Дрогнул и заскрипел каркас, лампа мигнула.

— Полундра, ребята! — весело заблажил Витек Варфоломеев. — Где наша не пропадала! Спасай Сынка! — Он схватил за шиворот собачонку и нерешительно топтался на месте.

— Дурень, сапоги надень, — сказал Савелий, сам лихорадочно застегивая куртку с капюшоном.

Том Корецкий уже сворачивал матрас. Один за другим из палатки в водяную жуткую темень выскакивали рыбаки, но потом возвращались, чтобы схватить первую попавшуюся вещь.

— Бригадир, бумаги не забудь! — крикнул напоследок Корецкий. Его слова потонули в грохоте ломающихся досок. Сквозь лопнувший брезент хлынули потоки воды. Шелегеда старался удержать лампу, прикрывая ее полой куртки — без света начнется бестолковая суматоха. Он различил сквозь эту мешанину звуков глухие шлепающие удары, словно замедленные взрывы. Вздрагивал пол. Все ясно — от берега начали отваливаться и бухать в море куски.

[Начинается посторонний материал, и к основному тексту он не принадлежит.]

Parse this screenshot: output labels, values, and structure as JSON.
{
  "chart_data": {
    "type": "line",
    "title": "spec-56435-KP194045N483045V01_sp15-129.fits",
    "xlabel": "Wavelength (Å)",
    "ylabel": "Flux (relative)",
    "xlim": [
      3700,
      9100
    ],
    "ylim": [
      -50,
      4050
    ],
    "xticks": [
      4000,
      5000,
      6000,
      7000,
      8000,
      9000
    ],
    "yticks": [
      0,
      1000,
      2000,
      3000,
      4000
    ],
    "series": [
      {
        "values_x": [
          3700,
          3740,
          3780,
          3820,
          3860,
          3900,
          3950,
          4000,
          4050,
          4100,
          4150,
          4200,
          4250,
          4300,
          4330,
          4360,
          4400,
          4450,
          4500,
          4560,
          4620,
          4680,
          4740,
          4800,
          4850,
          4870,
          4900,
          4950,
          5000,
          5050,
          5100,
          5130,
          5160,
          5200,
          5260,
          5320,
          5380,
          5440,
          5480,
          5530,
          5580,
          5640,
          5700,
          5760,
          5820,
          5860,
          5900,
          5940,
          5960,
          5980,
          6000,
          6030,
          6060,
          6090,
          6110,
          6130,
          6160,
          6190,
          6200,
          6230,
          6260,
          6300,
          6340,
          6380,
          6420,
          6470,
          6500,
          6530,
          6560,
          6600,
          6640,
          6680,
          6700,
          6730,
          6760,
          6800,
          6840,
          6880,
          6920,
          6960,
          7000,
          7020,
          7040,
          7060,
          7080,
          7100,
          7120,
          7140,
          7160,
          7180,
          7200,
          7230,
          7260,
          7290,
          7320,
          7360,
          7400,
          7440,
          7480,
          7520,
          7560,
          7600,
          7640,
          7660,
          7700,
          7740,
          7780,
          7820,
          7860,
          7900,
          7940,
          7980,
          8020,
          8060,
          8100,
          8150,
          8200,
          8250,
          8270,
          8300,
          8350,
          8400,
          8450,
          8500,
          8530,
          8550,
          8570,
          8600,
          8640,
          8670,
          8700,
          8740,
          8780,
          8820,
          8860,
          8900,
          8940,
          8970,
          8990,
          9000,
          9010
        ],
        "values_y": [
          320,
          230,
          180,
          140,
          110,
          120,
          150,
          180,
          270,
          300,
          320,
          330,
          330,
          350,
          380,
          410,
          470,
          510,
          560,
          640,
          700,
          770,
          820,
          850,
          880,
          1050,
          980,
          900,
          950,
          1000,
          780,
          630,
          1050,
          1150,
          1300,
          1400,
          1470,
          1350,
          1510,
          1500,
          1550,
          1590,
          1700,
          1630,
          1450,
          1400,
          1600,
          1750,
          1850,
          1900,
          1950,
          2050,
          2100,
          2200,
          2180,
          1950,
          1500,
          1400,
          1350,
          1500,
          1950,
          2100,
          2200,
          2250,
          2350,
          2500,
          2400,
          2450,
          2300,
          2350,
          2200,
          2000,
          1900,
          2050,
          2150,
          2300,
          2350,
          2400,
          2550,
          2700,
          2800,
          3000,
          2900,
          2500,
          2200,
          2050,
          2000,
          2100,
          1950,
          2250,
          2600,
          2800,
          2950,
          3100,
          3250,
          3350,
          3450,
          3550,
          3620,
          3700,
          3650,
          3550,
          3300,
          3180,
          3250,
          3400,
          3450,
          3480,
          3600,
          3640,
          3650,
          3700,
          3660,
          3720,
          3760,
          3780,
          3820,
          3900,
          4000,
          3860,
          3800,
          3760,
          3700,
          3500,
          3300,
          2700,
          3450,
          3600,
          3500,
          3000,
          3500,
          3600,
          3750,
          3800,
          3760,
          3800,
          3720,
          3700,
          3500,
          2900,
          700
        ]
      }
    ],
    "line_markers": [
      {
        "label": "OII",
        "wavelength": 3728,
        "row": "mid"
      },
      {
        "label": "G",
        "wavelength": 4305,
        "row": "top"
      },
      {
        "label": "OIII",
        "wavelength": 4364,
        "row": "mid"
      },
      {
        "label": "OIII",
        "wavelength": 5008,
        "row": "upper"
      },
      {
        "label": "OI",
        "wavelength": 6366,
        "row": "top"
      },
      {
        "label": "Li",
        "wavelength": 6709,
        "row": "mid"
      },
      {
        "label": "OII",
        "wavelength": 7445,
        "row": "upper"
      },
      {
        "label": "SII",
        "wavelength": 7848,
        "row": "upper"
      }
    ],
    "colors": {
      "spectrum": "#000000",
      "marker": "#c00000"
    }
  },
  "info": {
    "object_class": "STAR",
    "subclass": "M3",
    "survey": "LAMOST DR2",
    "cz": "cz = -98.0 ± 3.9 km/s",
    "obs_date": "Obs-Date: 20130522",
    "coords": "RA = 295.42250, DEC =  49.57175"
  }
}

Мелькнула мысль о палатке Славки Фиалетова. Ее, по-видимому, давным-давно смяло. Хорошо, что капитан еще с вечера отпросился домой помогать жене собрать только что купленный мебельный гарнитур. «Ну, Славка, целуй свой шкаф!..»

— Бригадир, квитанции! — опять закричал Корецкий.

Шелегеда, стараясь подольше сохранить свет лампы, отступил боком в угол, чтобы сорвать с гвоздя портфель, и в этот момент раздался угрожающий треск, нары поползли вверх, палатка, медленно опрокинувшись на бок, тяжело загрохотала с крутого обрыва. Шелегеда инстинктивно отбросил лампу и закрыл голову руками.

Корецкий метнулся к кухне. Мокрые фигуры рыбаков жались к холодной плите.

— Минус палатка? — спросил Витек.

— Минус бригадир, — поправил Корецкий.

Всегда невозмутимый Дьячков сгреб за грудки Тома:

— Что? Что ты сказал? Вы же там вместе были…

— Я успел выскочить. Он… там.

Быстрый на реакцию Витек Варфоломеев уже искал в свалке вещей капроновый трос. Остальные пока бестолково галдели, вглядываясь туда, где гудело море. Антонишин решительно шагнул к выходу и сразу растворился в ночи.

— Куда же ты? Подожди! — закричал Витек, наматывая на локоть трос. — Там провал…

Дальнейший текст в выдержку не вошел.